Раньше, когда еще училась в техникуме, Люба была уверена, что каждый коллектив дышит лишь общественными задачами. Но в хуторе она, каждый день убеждалась, что люди есть люди, с их житейскими унылыми делишками, шуточками.
Вот и сейчас, собираясь после проваленного вчера собрания, исполкомовцы спокойно зубоскалили, что покоряем-де природу, а задуло — и автомобили районных покорителей, Орлова и Голикова, со вчерашнего вечера загорают в хуторе, и когда б не лошадки, то и сами Орлов с Голиковым загорали б как миленькие. Люди позевывали, недоумевали, зачем приспичило их вызывать, и Любе было стыдно за Конкина, который поднялся над столом и, вместо того чтоб просто сказать: «Товарищи», вдруг весело выкрикнул: «Друзья!» Затем еще веселей: «Братья!» Это с черным-то лицом! С чугунными, не отогревшимися еще губами!..
Все глядели мрачно, испуганно — и Настасья Семеновна, и секретарь партбюро Черненкова, и даже Голубов, не говоря уж о червленовцах, приехавших в эмтээсовском автобусе. Люба их понимала: веселиться надо, когда весело, не тогда, когда тоскливо. Дарья Черненкова повернулась с передней скамьи, приставив к виску палец, покрутила: дескать, с приветом, чокнулся с морозу Степан Степанович.
А он еще и повестку дает какую-то поэтическую: «Агитработе — солнечную дорогу». И объявляет, что все сидящие здесь, на этих скамьях, являются не только сыновьями Плеханова, Ильича, Сталина, но и родоначальниками будущих великих деятелей России, что иными они исторически не имеют права быть! Поэтому обязаны покорять бандитствующий за окнами «астраханец», вести хуторян на орошаемую землю, не допуская в Подгорнов — к допотопной мотыге, к ярму на шеях быков и на собственных своих шеях!
Любе что? Она вносит это в протокол. Хоть рука у нее быстрая, но полностью, конечно, не запишешь, когда Конкин цитирует вчерашние выступления, громит их казенщину, считает безобразием, что еще ночью не созвал исполком, не обсудил по горячему следу, как убеждать хуторян. А убеждать так, чтоб речи походили на «Интернационал», который поют стоя, произнося слова с бьющимся сердцем, с гордым сознанием, что хозяева мира мы, народ, и нам никто не указ — ни царь, ни сам бог, ни герой!
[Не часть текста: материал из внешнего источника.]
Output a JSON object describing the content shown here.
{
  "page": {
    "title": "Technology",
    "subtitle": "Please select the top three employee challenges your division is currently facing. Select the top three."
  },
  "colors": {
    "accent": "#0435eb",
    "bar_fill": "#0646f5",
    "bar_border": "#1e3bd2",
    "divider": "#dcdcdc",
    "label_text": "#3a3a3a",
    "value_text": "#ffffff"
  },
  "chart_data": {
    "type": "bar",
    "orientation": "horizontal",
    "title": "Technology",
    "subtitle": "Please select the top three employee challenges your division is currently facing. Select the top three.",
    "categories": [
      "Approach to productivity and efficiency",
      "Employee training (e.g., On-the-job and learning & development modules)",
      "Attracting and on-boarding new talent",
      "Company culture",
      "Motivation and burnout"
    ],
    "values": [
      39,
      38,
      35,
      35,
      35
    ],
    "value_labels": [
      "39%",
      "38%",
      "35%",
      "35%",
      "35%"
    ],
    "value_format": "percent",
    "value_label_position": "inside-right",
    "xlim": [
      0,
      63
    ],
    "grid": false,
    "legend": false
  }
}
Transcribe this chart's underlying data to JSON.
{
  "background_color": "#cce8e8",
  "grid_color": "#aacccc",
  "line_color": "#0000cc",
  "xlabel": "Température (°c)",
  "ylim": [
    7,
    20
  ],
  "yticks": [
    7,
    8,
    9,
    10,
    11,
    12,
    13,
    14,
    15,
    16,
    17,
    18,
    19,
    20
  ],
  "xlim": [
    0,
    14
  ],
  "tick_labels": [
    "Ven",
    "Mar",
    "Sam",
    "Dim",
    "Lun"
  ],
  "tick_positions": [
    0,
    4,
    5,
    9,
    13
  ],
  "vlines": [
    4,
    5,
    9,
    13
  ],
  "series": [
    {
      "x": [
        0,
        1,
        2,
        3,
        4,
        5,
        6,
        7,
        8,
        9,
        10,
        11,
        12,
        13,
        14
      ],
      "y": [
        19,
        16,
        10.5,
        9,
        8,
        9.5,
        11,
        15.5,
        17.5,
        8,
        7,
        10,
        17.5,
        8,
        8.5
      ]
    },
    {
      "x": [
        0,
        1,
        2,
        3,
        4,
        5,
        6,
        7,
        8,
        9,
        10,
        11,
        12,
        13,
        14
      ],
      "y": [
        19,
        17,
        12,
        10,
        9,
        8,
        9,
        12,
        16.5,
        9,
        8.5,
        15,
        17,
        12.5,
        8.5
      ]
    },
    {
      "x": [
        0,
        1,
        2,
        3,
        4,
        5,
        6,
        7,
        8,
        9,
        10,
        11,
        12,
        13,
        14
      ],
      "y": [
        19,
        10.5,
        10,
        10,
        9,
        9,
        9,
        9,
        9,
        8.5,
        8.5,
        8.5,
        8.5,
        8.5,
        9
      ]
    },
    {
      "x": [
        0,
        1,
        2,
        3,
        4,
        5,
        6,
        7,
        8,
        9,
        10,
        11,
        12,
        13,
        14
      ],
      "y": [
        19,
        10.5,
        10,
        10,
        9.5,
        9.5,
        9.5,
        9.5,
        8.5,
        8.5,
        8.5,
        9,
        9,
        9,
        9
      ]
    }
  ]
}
Люба и это пишет. Ясно, опять не успевает, когда Конкин, говоря про вдохновение, которым обязаны пылать агитаторы, приводит стихи Пушкина «Пророк» и, чтоб доказать, насколько агитатор должен презирать всяческую неискренность, каким обязан быть прямо-таки святым, дает наизусть:
Сам отошел уже от озноба, порозовел, и члены исполкома, говоря по правде, тоже изменились, стали поддаваться оратору. Но Любе чихать. Ей противно, что Конкин говорит исполкомовцам, а сам и ее стрижет глазами, продолжает перевоспитывать. Ей не перевоспитываться, ей сбегать бы домой.
Сбегай, если в повестке Конкина двенадцать пунктов!.. Каждый начинается словами: «О создании», «О сотворении», «О рождении». Немедленно, мол, рождать группу добровольцев-разведчиков из стариков и молодежи, чтоб самостоятельно разведывали участки для переселения. Отыщут что-нибудь лучше пустоши — на здоровье. Избрать разведчиков независимо от их партийности-беспартийности, независимо от должностей. Хорошо б рядовых землеробов. Выделить им грузовик — пусть катают по собственной воле!
Записывая, Люба видела, что хотя исполкомовцы и загорались уже огнем Конкина, но на их пламя ведрами рушилась вода таких настороживающих слов, как «независимо от партийности-беспартийности». Пугала их и дезорганизующая, пускающая на самотек формулировка: «По собственной воле».
Конкин втолковывал, что беспартийность людям не криминал, что говорит он о беспартийности как о массовости, а волю он требует не для кулаков, а для владельцев колхозной пашни!
Он давно сбросил пиджак, вспотел, крахмальная пикейная рубаха была на нем мокрой даже у манжет. Его с лёта во всем поддерживал Голубов, но при этом кидался на окружающих, клеил им такие ярлыки, что шум разрастался, затягивался, и Любе хотелось бы убить Голубова.